The last, but not the least important, feature of the coral of life is that it requires a classification valid for the past and present life viewed together. To see how it is possible, we may refer again to Darwin, who warned that the system of Linnaean ranks works only thanks to our insufficient knowledge of the past life. It is due to the absence of extinct forms

and to the consequent wide gaps in the series, that we are enabled to divide the existing species into definable groups, such as genera, families, and tribes
— Charles Darwin

Earlier, in the Origin of Species, he commented that groups that are clearly separable at present, based on many characters, have much fewer differences for their ancient members, which are therefore closer to each other in the past than are their descendants in the present.

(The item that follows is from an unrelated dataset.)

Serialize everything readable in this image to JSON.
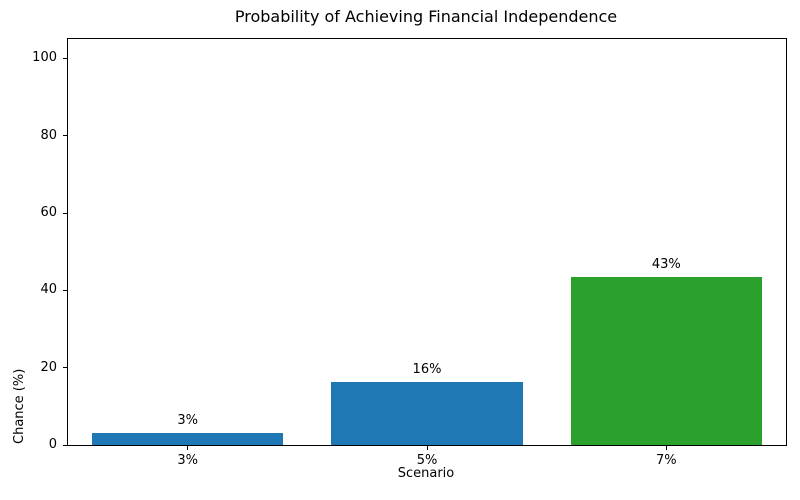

That is, gaps observed between recent taxa paradoxically disappear when we go back to the ancestors – questioning the meaningfulness of Linnaean ranks . Consistently with this, Darwin suggested further that the natural classification system

must be, as far as possible, genealogical in arrangement, – that is, the co-descendants of the same form must be kept together in one group, apart from the co-descendants of any other form; but if the parent-forms are related, so will be their descendants, and the two groups together will form a larger group…
— Charles Darwin

The system can be made genealogical if we abandon the rank system and consider coral branches as taxa, analogously to clades derived from tree representations of phylogeny. That is, every branch of the coral is a monophyletic group whose members are derived from the same equivalence class such that no other branches arise from that class.